Heres a show you video but i flip mine over all way and cradle them like a baby. I try to wear a sweater to do this so it doesn't hurt me if they kick. 
[ame]http://www.youtube.com/watch?v=KnfwnODAtQk[/ame]


----------



## ZRabbits (Feb 24, 2012)

Thanks, but that bunny was just so good. Takes me a while to get mine to that stage, but they are all still young and learning. Excellent video for those who need to know. And that includes me. Thanks.

K


----------



## Sweetie (Feb 24, 2012)

The first time I did Sweetie's nails, I had the vet show me and he did it for free. Now I can clip bunny nails that are black. For clear nails, it is easy because you can see the quick.


----------



## BlueCamasRabbitry (Feb 24, 2012)

If you can, have someone else who can hold them on their backs (I don't exactly see how a bunny burrito helps because then you can't get to their feet at all!

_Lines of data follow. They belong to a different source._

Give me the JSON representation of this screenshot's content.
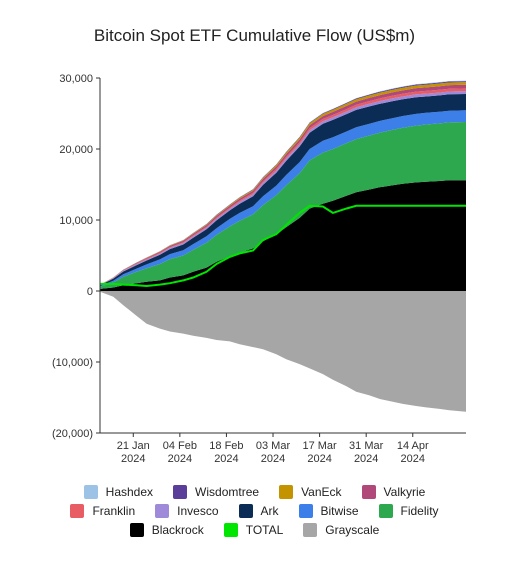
{
  "chart_data": {
    "type": "area",
    "title": "Bitcoin Spot ETF Cumulative Flow (US$m)",
    "xlabel": "",
    "ylabel": "",
    "ylim": [
      -20000,
      30000
    ],
    "yticks": [
      30000,
      20000,
      10000,
      0,
      -10000,
      -20000
    ],
    "ytick_labels": [
      "30,000",
      "20,000",
      "10,000",
      "0",
      "(10,000)",
      "(20,000)"
    ],
    "xlim": [
      "2024-01-11",
      "2024-04-30"
    ],
    "xticks": [
      {
        "date": "2024-01-21",
        "line1": "21 Jan",
        "line2": "2024"
      },
      {
        "date": "2024-02-04",
        "line1": "04 Feb",
        "line2": "2024"
      },
      {
        "date": "2024-02-18",
        "line1": "18 Feb",
        "line2": "2024"
      },
      {
        "date": "2024-03-03",
        "line1": "03 Mar",
        "line2": "2024"
      },
      {
        "date": "2024-03-17",
        "line1": "17 Mar",
        "line2": "2024"
      },
      {
        "date": "2024-03-31",
        "line1": "31 Mar",
        "line2": "2024"
      },
      {
        "date": "2024-04-14",
        "line1": "14 Apr",
        "line2": "2024"
      }
    ],
    "grid": false,
    "legend_position": "bottom",
    "dates": [
      "2024-01-11",
      "2024-01-15",
      "2024-01-18",
      "2024-01-22",
      "2024-01-25",
      "2024-01-29",
      "2024-02-01",
      "2024-02-05",
      "2024-02-08",
      "2024-02-12",
      "2024-02-15",
      "2024-02-19",
      "2024-02-22",
      "2024-02-26",
      "2024-02-29",
      "2024-03-04",
      "2024-03-07",
      "2024-03-11",
      "2024-03-14",
      "2024-03-18",
      "2024-03-21",
      "2024-03-25",
      "2024-03-28",
      "2024-04-01",
      "2024-04-04",
      "2024-04-08",
      "2024-04-11",
      "2024-04-15",
      "2024-04-18",
      "2024-04-22",
      "2024-04-25",
      "2024-04-30"
    ],
    "series": [
      {
        "name": "Blackrock",
        "color": "#000000",
        "values": [
          300,
          500,
          800,
          1100,
          1300,
          1500,
          1900,
          2200,
          2700,
          3300,
          4100,
          4900,
          5400,
          6000,
          7000,
          8000,
          9000,
          10300,
          11600,
          12300,
          12700,
          13400,
          13900,
          14300,
          14600,
          14900,
          15100,
          15300,
          15400,
          15500,
          15600,
          15600
        ]
      },
      {
        "name": "Fidelity",
        "color": "#2ea84f",
        "values": [
          300,
          700,
          1200,
          1600,
          1900,
          2300,
          2600,
          2800,
          3100,
          3500,
          3800,
          4200,
          4500,
          4800,
          5100,
          5500,
          5900,
          6300,
          6800,
          7200,
          7300,
          7400,
          7500,
          7600,
          7700,
          7800,
          7900,
          8000,
          8050,
          8100,
          8150,
          8200
        ]
      },
      {
        "name": "Bitwise",
        "color": "#3d7fe8",
        "values": [
          100,
          250,
          350,
          450,
          550,
          650,
          700,
          750,
          800,
          900,
          950,
          1050,
          1100,
          1150,
          1250,
          1350,
          1450,
          1550,
          1600,
          1650,
          1650,
          1650,
          1650,
          1650,
          1650,
          1650,
          1650,
          1650,
          1650,
          1650,
          1650,
          1650
        ]
      },
      {
        "name": "Ark",
        "color": "#0b2d55",
        "values": [
          100,
          300,
          400,
          500,
          550,
          650,
          700,
          800,
          900,
          1000,
          1100,
          1200,
          1300,
          1400,
          1600,
          1800,
          2000,
          2200,
          2300,
          2400,
          2450,
          2450,
          2450,
          2450,
          2400,
          2400,
          2350,
          2350,
          2300,
          2300,
          2300,
          2300
        ]
      },
      {
        "name": "Invesco",
        "color": "#9f8ad9",
        "values": [
          30,
          60,
          90,
          120,
          140,
          160,
          180,
          200,
          210,
          220,
          230,
          240,
          260,
          280,
          300,
          310,
          320,
          330,
          340,
          350,
          360,
          370,
          380,
          390,
          400,
          400,
          400,
          400,
          400,
          400,
          400,
          400
        ]
      },
      {
        "name": "Franklin",
        "color": "#e85d64",
        "values": [
          20,
          40,
          60,
          80,
          90,
          100,
          110,
          120,
          130,
          140,
          150,
          160,
          180,
          200,
          220,
          240,
          260,
          280,
          300,
          320,
          330,
          340,
          350,
          360,
          360,
          370,
          370,
          380,
          380,
          390,
          390,
          390
        ]
      },
      {
        "name": "Valkyrie",
        "color": "#b0497a",
        "values": [
          20,
          40,
          70,
          100,
          120,
          140,
          160,
          180,
          200,
          220,
          240,
          260,
          280,
          300,
          320,
          340,
          360,
          380,
          400,
          420,
          430,
          440,
          450,
          460,
          470,
          480,
          490,
          500,
          500,
          510,
          510,
          510
        ]
      },
      {
        "name": "VanEck",
        "color": "#c49300",
        "values": [
          10,
          20,
          30,
          40,
          50,
          60,
          70,
          80,
          90,
          100,
          110,
          120,
          130,
          140,
          170,
          200,
          230,
          260,
          280,
          300,
          310,
          320,
          330,
          340,
          350,
          350,
          360,
          360,
          370,
          370,
          370,
          370
        ]
      },
      {
        "name": "Wisdomtree",
        "color": "#5a3e9a",
        "values": [
          5,
          10,
          15,
          20,
          25,
          30,
          35,
          40,
          45,
          50,
          55,
          60,
          65,
          70,
          75,
          80,
          85,
          90,
          95,
          100,
          105,
          110,
          115,
          120,
          125,
          130,
          135,
          140,
          145,
          150,
          150,
          150
        ]
      },
      {
        "name": "Hashdex",
        "color": "#9cc3e6",
        "values": [
          5,
          8,
          10,
          12,
          14,
          16,
          18,
          20,
          22,
          24,
          26,
          28,
          30,
          32,
          34,
          36,
          38,
          40,
          42,
          44,
          46,
          48,
          50,
          52,
          54,
          56,
          58,
          60,
          62,
          64,
          64,
          64
        ]
      },
      {
        "name": "Grayscale",
        "color": "#a6a6a6",
        "values": [
          -100,
          -800,
          -2000,
          -3500,
          -4600,
          -5300,
          -5700,
          -6000,
          -6300,
          -6600,
          -6900,
          -7100,
          -7500,
          -7900,
          -8200,
          -8900,
          -9600,
          -10300,
          -10900,
          -11700,
          -12500,
          -13400,
          -14200,
          -14700,
          -15200,
          -15600,
          -15900,
          -16200,
          -16400,
          -16600,
          -16800,
          -17000
        ]
      },
      {
        "name": "TOTAL",
        "color": "#00e600",
        "values": [
          1000,
          1000,
          900,
          800,
          700,
          900,
          1100,
          1500,
          1900,
          2700,
          3800,
          4800,
          5300,
          5700,
          7200,
          8000,
          9300,
          11000,
          12000,
          11900,
          11000,
          11600,
          12000,
          12000,
          12000,
          12000,
          12000,
          12000,
          12000,
          12000,
          12000,
          12000
        ]
      }
    ]
  },
  "legend": {
    "rows": [
      [
        {
          "label": "Hashdex",
          "color": "#9cc3e6"
        },
        {
          "label": "Wisdomtree",
          "color": "#5a3e9a"
        },
        {
          "label": "VanEck",
          "color": "#c49300"
        },
        {
          "label": "Valkyrie",
          "color": "#b0497a"
        }
      ],
      [
        {
          "label": "Franklin",
          "color": "#e85d64"
        },
        {
          "label": "Invesco",
          "color": "#9f8ad9"
        },
        {
          "label": "Ark",
          "color": "#0b2d55"
        },
        {
          "label": "Bitwise",
          "color": "#3d7fe8"
        },
        {
          "label": "Fidelity",
          "color": "#2ea84f"
        }
      ],
      [
        {
          "label": "Blackrock",
          "color": "#000000"
        },
        {
          "label": "TOTAL",
          "color": "#00e600"
        },
        {
          "label": "Grayscale",
          "color": "#a6a6a6"
        }
      ]
    ]
  }
}
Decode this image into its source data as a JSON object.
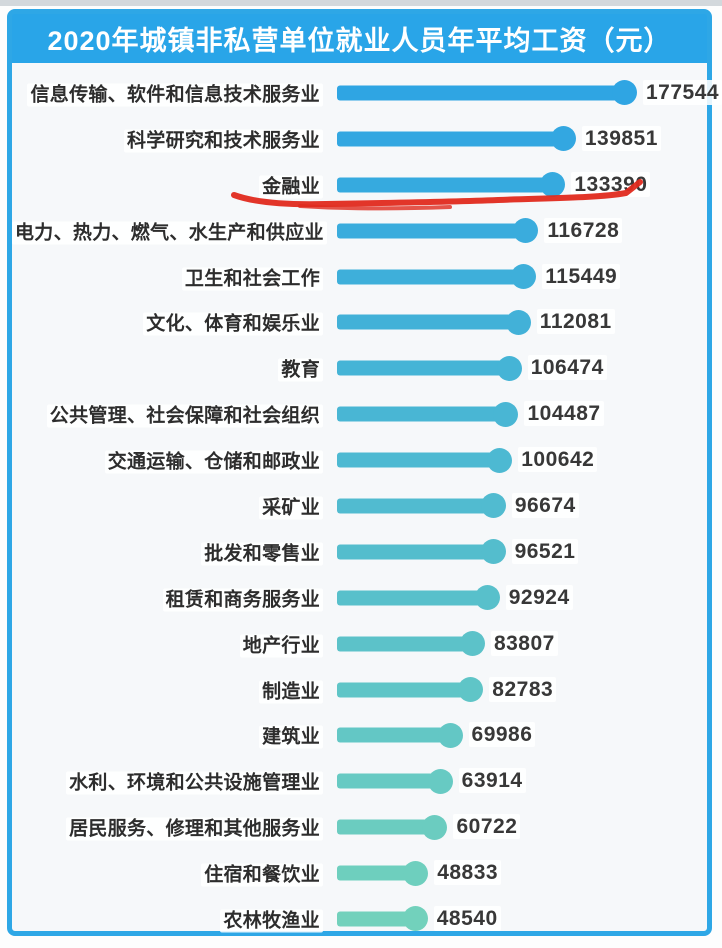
{
  "header": {
    "title": "2020年城镇非私营单位就业人员年平均工资（元）"
  },
  "frame": {
    "border_color": "#2ea7e6",
    "header_bg": "#29a5e8"
  },
  "chart_data": {
    "type": "bar",
    "orientation": "horizontal",
    "title": "2020年城镇非私营单位就业人员年平均工资（元）",
    "unit": "元",
    "categories": [
      "信息传输、软件和信息技术服务业",
      "科学研究和技术服务业",
      "金融业",
      "电力、热力、燃气、水生产和供应业",
      "卫生和社会工作",
      "文化、体育和娱乐业",
      "教育",
      "公共管理、社会保障和社会组织",
      "交通运输、仓储和邮政业",
      "采矿业",
      "批发和零售业",
      "租赁和商务服务业",
      "地产行业",
      "制造业",
      "建筑业",
      "水利、环境和公共设施管理业",
      "居民服务、修理和其他服务业",
      "住宿和餐饮业",
      "农林牧渔业"
    ],
    "values": [
      177544,
      139851,
      133390,
      116728,
      115449,
      112081,
      106474,
      104487,
      100642,
      96674,
      96521,
      92924,
      83807,
      82783,
      69986,
      63914,
      60722,
      48833,
      48540
    ],
    "value_labels_shown": true,
    "xlim": [
      0,
      180000
    ],
    "grid": false,
    "legend": "none",
    "bar_color_start": "#2fa5e3",
    "bar_color_end": "#72d1bc",
    "label_color": "#2d2d2d",
    "value_color": "#383838"
  },
  "annotation": {
    "type": "hand-drawn-underline",
    "target_category": "金融业",
    "target_index": 2,
    "color": "#e02a1e"
  }
}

And when you attempt to do so, they will struggle and make it worse. ) and then you can clip their nails. That way the 2nd person can hold them securely (they should also wear a sweatshirt - they'll still get scratched though, it just won't be as bad as it would be if they weren't wearing a sweatshirt) while you clip their nails and the rabbits won't have much room for struggling. 

This method always worked for my sister and I. It was definitely tricky to clip the Rex's toenails by myself! I had to cradle them like a baby (which is how the 2nd person usually held them) and then hold them against me tightly. I got really ripped up doing that! 

Smaller rabbits are easier. I can just flip my Mini Rex and Holland on their backs, put them down between my thighs, and clip away. 

Make sure that if they struggle you pull the clippers away quickly! You don't want to grip down on the toenail when they struggle as you can break toes and feet that way!

Emily


----------